We can agree that ERA has its flaws and still do what it takes to make it better. My concern is exactly as you stated: The pitcher, for the first time in baseball history, does not have to release the ball for a hitter to get first base. The manager simply makes that decision and thus it happens. It strikes me as wrong -- the exact opposite of the essence of the game.
They are not alone, and don't deserve to be highlighted alone. The team has a whole is at fault for giving away games as you mention.
A buddy of mine from college Jonathan Pitts wrote Herzog's book. Was always jealous.
Until he moves him to the No. 3 spot, probably.
Kind of you to include me in the same sentence. I wrote a book a few years ago. Working on another project now that could definitely become the next one, a better one. Hopeful to have more about that much later this season. I'm excited, but cautious, as always.
Benjamin Hochman brought this up in the podcast that we recorded and will soon drop. He mentioned how RH the lineup is and how that could complicate any changes to it. For example, moving Carpenter up to No. 2 spot in the order means that the order will go left (Wong), pinch hit, switch (Fowler), and left (Carpenter), and that means that a team could go to a lefty reliever and just work the way through an entire inning plus. I'm less worried about the handedness than most, because it seems like some hitters, left or right, should be able to do damage against pitchers from either side. Fowler, Diaz, Piscotty, and Carpenter shouldn't be susceptible to handedness, and that's the core of the lineup right there. Gyorko, too, for that matter, though there's Garcia as a complement if needed.
Kolten Wong is doing well in No. 8. Diaz belongs at No. 2. He can take the "pressure."
That's what spring training is for, and it's not going to come at the expense of players who you already know are "real."
Piscotty drove that change. For consistency.
They're going to be looking at the available bats, for sure.
Entirely possible. Many former players have had some responses to this.
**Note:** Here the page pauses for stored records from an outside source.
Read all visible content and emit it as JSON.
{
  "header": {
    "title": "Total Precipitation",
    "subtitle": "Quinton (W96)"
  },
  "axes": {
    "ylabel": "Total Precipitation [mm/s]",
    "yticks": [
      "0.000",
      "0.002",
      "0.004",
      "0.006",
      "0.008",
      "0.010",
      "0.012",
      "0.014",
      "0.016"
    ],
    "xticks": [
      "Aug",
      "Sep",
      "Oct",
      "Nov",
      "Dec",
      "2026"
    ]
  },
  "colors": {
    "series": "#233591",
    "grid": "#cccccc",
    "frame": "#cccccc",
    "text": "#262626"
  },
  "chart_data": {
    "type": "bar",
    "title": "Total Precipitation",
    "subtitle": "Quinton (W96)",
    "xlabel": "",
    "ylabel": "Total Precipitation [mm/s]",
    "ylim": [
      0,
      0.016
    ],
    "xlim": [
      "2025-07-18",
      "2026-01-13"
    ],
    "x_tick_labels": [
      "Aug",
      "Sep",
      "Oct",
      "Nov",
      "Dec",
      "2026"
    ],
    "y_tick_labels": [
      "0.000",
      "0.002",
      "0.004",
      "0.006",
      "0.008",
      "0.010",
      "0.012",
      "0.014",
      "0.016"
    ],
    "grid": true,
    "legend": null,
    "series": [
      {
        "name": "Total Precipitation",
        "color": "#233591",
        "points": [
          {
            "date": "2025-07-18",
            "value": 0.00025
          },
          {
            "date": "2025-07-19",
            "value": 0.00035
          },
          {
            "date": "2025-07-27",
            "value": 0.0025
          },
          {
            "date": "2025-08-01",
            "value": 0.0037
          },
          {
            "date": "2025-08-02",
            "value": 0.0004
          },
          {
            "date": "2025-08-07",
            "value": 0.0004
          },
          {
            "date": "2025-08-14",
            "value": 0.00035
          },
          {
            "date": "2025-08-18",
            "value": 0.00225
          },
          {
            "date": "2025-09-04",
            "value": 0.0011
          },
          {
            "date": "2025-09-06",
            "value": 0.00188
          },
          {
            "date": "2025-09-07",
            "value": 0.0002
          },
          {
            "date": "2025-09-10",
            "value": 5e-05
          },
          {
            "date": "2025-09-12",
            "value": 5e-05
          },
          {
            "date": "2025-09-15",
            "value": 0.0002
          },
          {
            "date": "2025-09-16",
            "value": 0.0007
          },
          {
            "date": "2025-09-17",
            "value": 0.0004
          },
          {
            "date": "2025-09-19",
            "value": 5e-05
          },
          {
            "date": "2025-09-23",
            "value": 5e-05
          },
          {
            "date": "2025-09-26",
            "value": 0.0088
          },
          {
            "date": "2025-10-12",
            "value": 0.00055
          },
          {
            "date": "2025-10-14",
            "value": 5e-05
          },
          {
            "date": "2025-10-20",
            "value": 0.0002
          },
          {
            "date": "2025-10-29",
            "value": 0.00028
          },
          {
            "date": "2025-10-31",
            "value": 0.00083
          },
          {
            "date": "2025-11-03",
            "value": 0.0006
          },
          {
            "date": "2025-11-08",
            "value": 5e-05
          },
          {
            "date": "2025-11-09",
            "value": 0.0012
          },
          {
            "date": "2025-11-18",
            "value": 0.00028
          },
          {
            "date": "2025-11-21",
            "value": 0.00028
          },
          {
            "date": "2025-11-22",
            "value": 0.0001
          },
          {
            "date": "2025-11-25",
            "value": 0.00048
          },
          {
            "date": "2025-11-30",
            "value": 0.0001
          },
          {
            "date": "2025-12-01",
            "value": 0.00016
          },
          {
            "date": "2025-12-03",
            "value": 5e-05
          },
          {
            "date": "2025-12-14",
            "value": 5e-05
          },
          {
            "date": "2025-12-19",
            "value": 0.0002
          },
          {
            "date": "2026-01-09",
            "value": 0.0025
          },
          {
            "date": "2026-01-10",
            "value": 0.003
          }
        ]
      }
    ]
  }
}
Hank Aaron said he and Willie Mays were talking about how acceptable strikeouts have become, and how that is just a foreign concept and a foreign game to them. Would they have had to adjust to stick? To make money? You point out a few players who would have to adjust their games -- and definitely could -- find a way to stick in the game, or even get a crack at the game. It's far more preferable to think of the advanced metrics as tools to mine gems like Bowman or understand value like Eaton's, and not to suppress players who we saw previously.
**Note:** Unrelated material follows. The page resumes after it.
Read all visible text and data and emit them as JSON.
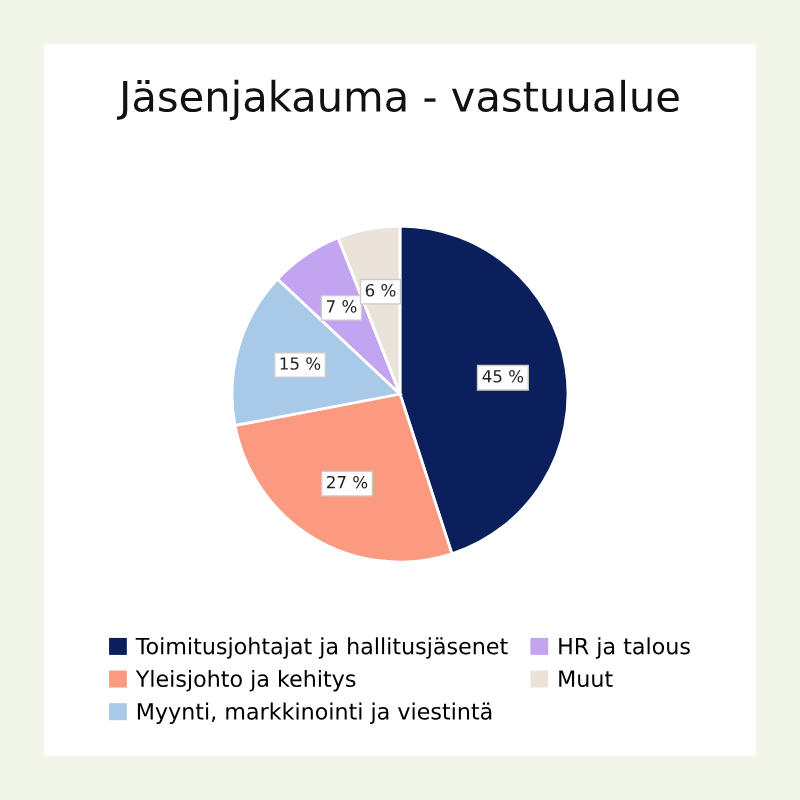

They return to the clubhouse. The manager is not to have input in the game, but seriously it's a short walk if necessary for someone to ask.
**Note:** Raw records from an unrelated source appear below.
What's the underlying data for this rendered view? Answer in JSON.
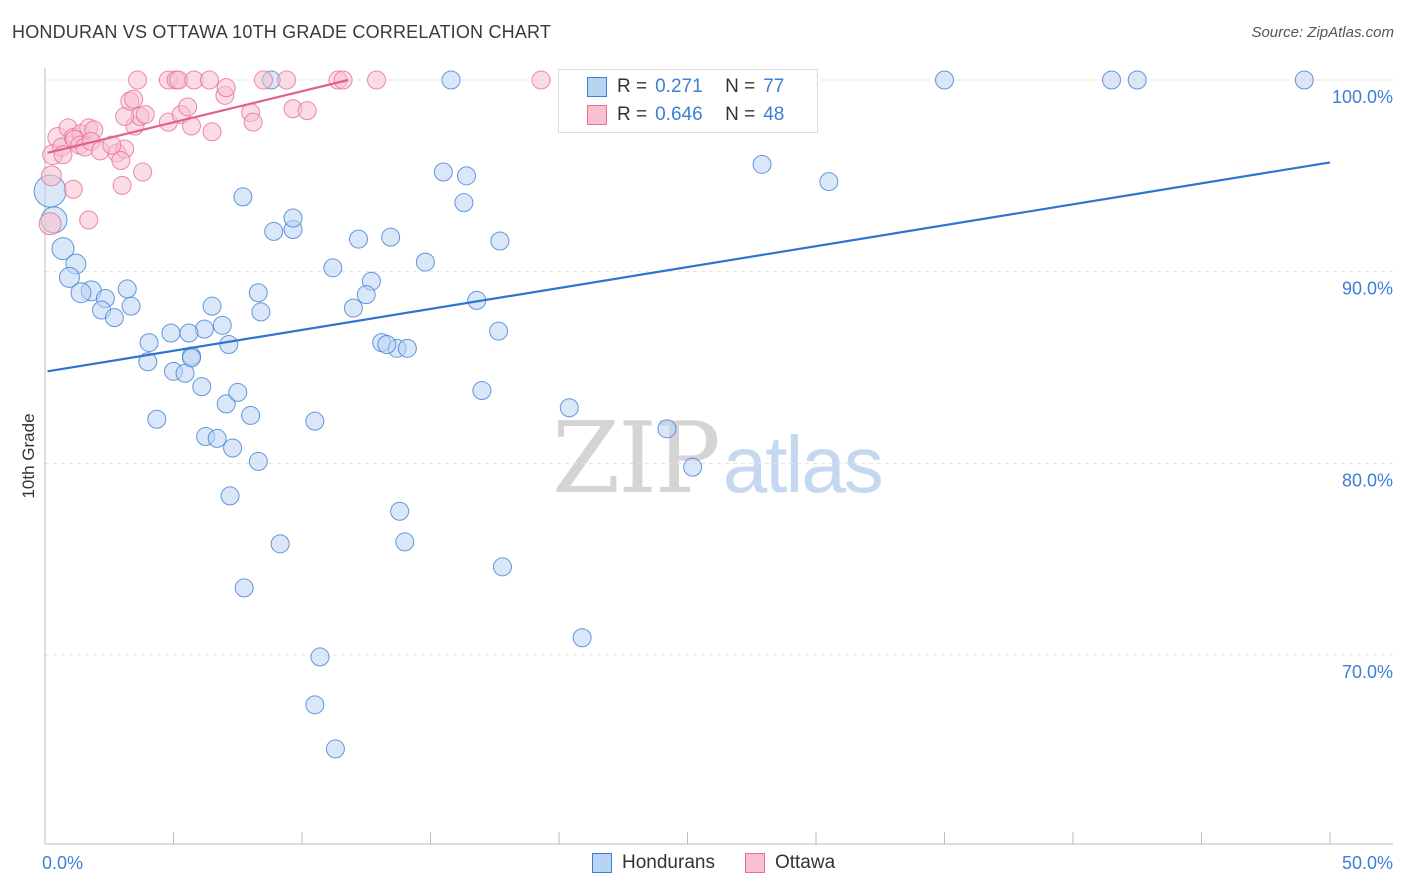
{
  "title": "HONDURAN VS OTTAWA 10TH GRADE CORRELATION CHART",
  "source": "Source: ZipAtlas.com",
  "watermark": {
    "zip": "ZIP",
    "atlas": "atlas"
  },
  "colors": {
    "blue": "#3d7fd6",
    "blue_fill": "#b9d3f3",
    "blue_line": "#2f74d0",
    "pink": "#e56f96",
    "pink_fill": "#f7bfd0",
    "pink_line": "#e0628c",
    "grid": "#e3e3e3",
    "axis": "#bbbbbb"
  },
  "legend": {
    "rows": [
      {
        "r_label": "R =",
        "r_value": "0.271",
        "n_label": "N =",
        "n_value": "77"
      },
      {
        "r_label": "R =",
        "r_value": "0.646",
        "n_label": "N =",
        "n_value": "48"
      }
    ]
  },
  "bottom_legend": [
    "Hondurans",
    "Ottawa"
  ],
  "chart_data": {
    "type": "scatter",
    "title": "HONDURAN VS OTTAWA 10TH GRADE CORRELATION CHART",
    "ylabel": "10th Grade",
    "xlabel": "",
    "xlim": [
      0,
      50
    ],
    "ylim": [
      60.5,
      101.5
    ],
    "x_tick_labels": {
      "left": "0.0%",
      "right": "50.0%"
    },
    "y_ticks": [
      {
        "value": 100,
        "label": "100.0%"
      },
      {
        "value": 90,
        "label": "90.0%"
      },
      {
        "value": 80,
        "label": "80.0%"
      },
      {
        "value": 70,
        "label": "70.0%"
      }
    ],
    "series": [
      {
        "name": "Hondurans",
        "r": 0.271,
        "n": 77,
        "trend": {
          "x1": 0.1,
          "y1": 84.8,
          "x2": 50,
          "y2": 95.7
        },
        "points": [
          [
            0.2,
            94.2
          ],
          [
            0.35,
            92.7
          ],
          [
            0.7,
            91.2
          ],
          [
            1.2,
            90.4
          ],
          [
            0.95,
            89.7
          ],
          [
            1.8,
            89.0
          ],
          [
            1.4,
            88.9
          ],
          [
            3.2,
            89.1
          ],
          [
            2.35,
            88.6
          ],
          [
            2.2,
            88.0
          ],
          [
            2.7,
            87.6
          ],
          [
            3.35,
            88.2
          ],
          [
            4.05,
            86.3
          ],
          [
            4.9,
            86.8
          ],
          [
            4.0,
            85.3
          ],
          [
            5.7,
            85.6
          ],
          [
            5.0,
            84.8
          ],
          [
            5.45,
            84.7
          ],
          [
            6.1,
            84.0
          ],
          [
            7.05,
            83.1
          ],
          [
            8.0,
            82.5
          ],
          [
            4.35,
            82.3
          ],
          [
            6.25,
            81.4
          ],
          [
            6.7,
            81.3
          ],
          [
            7.3,
            80.8
          ],
          [
            8.3,
            80.1
          ],
          [
            5.7,
            85.5
          ],
          [
            7.15,
            86.2
          ],
          [
            6.2,
            87.0
          ],
          [
            5.6,
            86.8
          ],
          [
            6.5,
            88.2
          ],
          [
            6.9,
            87.2
          ],
          [
            8.3,
            88.9
          ],
          [
            8.4,
            87.9
          ],
          [
            7.5,
            83.7
          ],
          [
            7.7,
            93.9
          ],
          [
            8.9,
            92.1
          ],
          [
            9.65,
            92.2
          ],
          [
            9.65,
            92.8
          ],
          [
            11.2,
            90.2
          ],
          [
            12.2,
            91.7
          ],
          [
            12.7,
            89.5
          ],
          [
            13.45,
            91.8
          ],
          [
            14.8,
            90.5
          ],
          [
            15.5,
            95.2
          ],
          [
            16.4,
            95.0
          ],
          [
            16.3,
            93.6
          ],
          [
            16.8,
            88.5
          ],
          [
            17.7,
            91.6
          ],
          [
            12.0,
            88.1
          ],
          [
            12.5,
            88.8
          ],
          [
            13.1,
            86.3
          ],
          [
            13.7,
            86.0
          ],
          [
            14.1,
            86.0
          ],
          [
            17.65,
            86.9
          ],
          [
            17.0,
            83.8
          ],
          [
            13.3,
            86.2
          ],
          [
            10.5,
            82.2
          ],
          [
            7.2,
            78.3
          ],
          [
            13.8,
            77.5
          ],
          [
            9.15,
            75.8
          ],
          [
            14.0,
            75.9
          ],
          [
            7.75,
            73.5
          ],
          [
            17.8,
            74.6
          ],
          [
            20.4,
            82.9
          ],
          [
            24.2,
            81.8
          ],
          [
            25.2,
            79.8
          ],
          [
            20.9,
            70.9
          ],
          [
            10.7,
            69.9
          ],
          [
            10.5,
            67.4
          ],
          [
            11.3,
            65.1
          ],
          [
            8.8,
            100.0
          ],
          [
            15.8,
            100.0
          ],
          [
            35.0,
            100.0
          ],
          [
            41.5,
            100.0
          ],
          [
            42.5,
            100.0
          ],
          [
            49.0,
            100.0
          ],
          [
            27.9,
            95.6
          ],
          [
            30.5,
            94.7
          ]
        ],
        "point_sizes": [
          32,
          26,
          22,
          20,
          20,
          20,
          20,
          18,
          18,
          18,
          18,
          18,
          18,
          18,
          18,
          18,
          18,
          18,
          18,
          18,
          18,
          18,
          18,
          18,
          18,
          18,
          18,
          18,
          18,
          18,
          18,
          18,
          18,
          18,
          18,
          18,
          18,
          18,
          18,
          18,
          18,
          18,
          18,
          18,
          18,
          18,
          18,
          18,
          18,
          18,
          18,
          18,
          18,
          18,
          18,
          18,
          18,
          18,
          18,
          18,
          18,
          18,
          18,
          18,
          18,
          18,
          18,
          18,
          18,
          18,
          18,
          18,
          18,
          18,
          18,
          18,
          18,
          18,
          18
        ]
      },
      {
        "name": "Ottawa",
        "r": 0.646,
        "n": 48,
        "trend": {
          "x1": 0.1,
          "y1": 96.2,
          "x2": 11.8,
          "y2": 100.0
        },
        "points": [
          [
            0.2,
            92.5
          ],
          [
            0.25,
            95.0
          ],
          [
            0.3,
            96.1
          ],
          [
            0.5,
            97.0
          ],
          [
            0.65,
            96.5
          ],
          [
            0.9,
            97.5
          ],
          [
            1.1,
            97.0
          ],
          [
            1.4,
            97.2
          ],
          [
            1.7,
            97.5
          ],
          [
            1.9,
            97.4
          ],
          [
            1.15,
            96.9
          ],
          [
            1.35,
            96.6
          ],
          [
            1.55,
            96.5
          ],
          [
            1.8,
            96.8
          ],
          [
            0.7,
            96.1
          ],
          [
            1.1,
            94.3
          ],
          [
            1.7,
            92.7
          ],
          [
            2.15,
            96.3
          ],
          [
            2.8,
            96.2
          ],
          [
            3.1,
            96.4
          ],
          [
            2.95,
            95.8
          ],
          [
            3.5,
            97.6
          ],
          [
            3.7,
            98.1
          ],
          [
            3.1,
            98.1
          ],
          [
            3.9,
            98.2
          ],
          [
            3.3,
            98.9
          ],
          [
            3.45,
            99.0
          ],
          [
            4.8,
            97.8
          ],
          [
            5.3,
            98.2
          ],
          [
            5.55,
            98.6
          ],
          [
            6.5,
            97.3
          ],
          [
            7.0,
            99.2
          ],
          [
            7.05,
            99.6
          ],
          [
            8.0,
            98.3
          ],
          [
            8.1,
            97.8
          ],
          [
            3.8,
            95.2
          ],
          [
            3.0,
            94.5
          ],
          [
            2.6,
            96.6
          ],
          [
            3.6,
            100.0
          ],
          [
            4.8,
            100.0
          ],
          [
            5.1,
            100.0
          ],
          [
            5.2,
            100.0
          ],
          [
            5.8,
            100.0
          ],
          [
            6.4,
            100.0
          ],
          [
            8.5,
            100.0
          ],
          [
            9.4,
            100.0
          ],
          [
            11.4,
            100.0
          ],
          [
            11.6,
            100.0
          ],
          [
            12.9,
            100.0
          ],
          [
            19.3,
            100.0
          ],
          [
            9.65,
            98.5
          ],
          [
            10.2,
            98.4
          ],
          [
            5.7,
            97.6
          ]
        ],
        "point_sizes": [
          22,
          20,
          20,
          20,
          18,
          18,
          18,
          18,
          18,
          18,
          18,
          18,
          18,
          18,
          18,
          18,
          18,
          18,
          18,
          18,
          18,
          18,
          18,
          18,
          18,
          18,
          18,
          18,
          18,
          18,
          18,
          18,
          18,
          18,
          18,
          18,
          18,
          18,
          18,
          18,
          18,
          18,
          18,
          18,
          18,
          18,
          18,
          18,
          18,
          18,
          18,
          18,
          18
        ]
      }
    ]
  }
}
Sure. You have to attribute some. He had decades of experience and instincts that others are gaining on the go here. There were calls he could make with positioning that he just .... knew. He didn't need the spreadsheet or computer data to guide his hand -- only inform it. That comes from so many years of watching players and watching hitters and watching Molina call pitches and -- well, the natural gift Oquendo had for blending all of those things together. He told me about the studying he did on video to get a sense of where opponents hit the ball and the calculus he did with the fielders he had to get them in the position to make the most likely play. If a player was good to his right at shortstop (Diaz, Kozma) then Oquendo would intuitively know to move him over to compensate for that. If a player was better to his left (handful of other shortstops) then Oquendo would make that call because he had a feel that can only be gained over time and the trust of the fielders involved. Those are difficult traits to get immediately. Instincts aren't Jiffy-Pop.
Alright, need a few minutes here to do some reporting. Will bring some multimedia aspects here hopefully, and keep the questions coming.
Carlos Martinez has ditched the silver extensions and is back to the usual hair. Just FYI. Cue overreaction to style.
Excellent book. Tim Brown did the best job of any reporter yet to get Ankiel to open up, be introspective, and describe the hell he went through, and trust me many of us tried through the years.
Open negotiations. Can sign with anyone he chooses, even teams that can only offer a minimal bonus. Odd if he does that.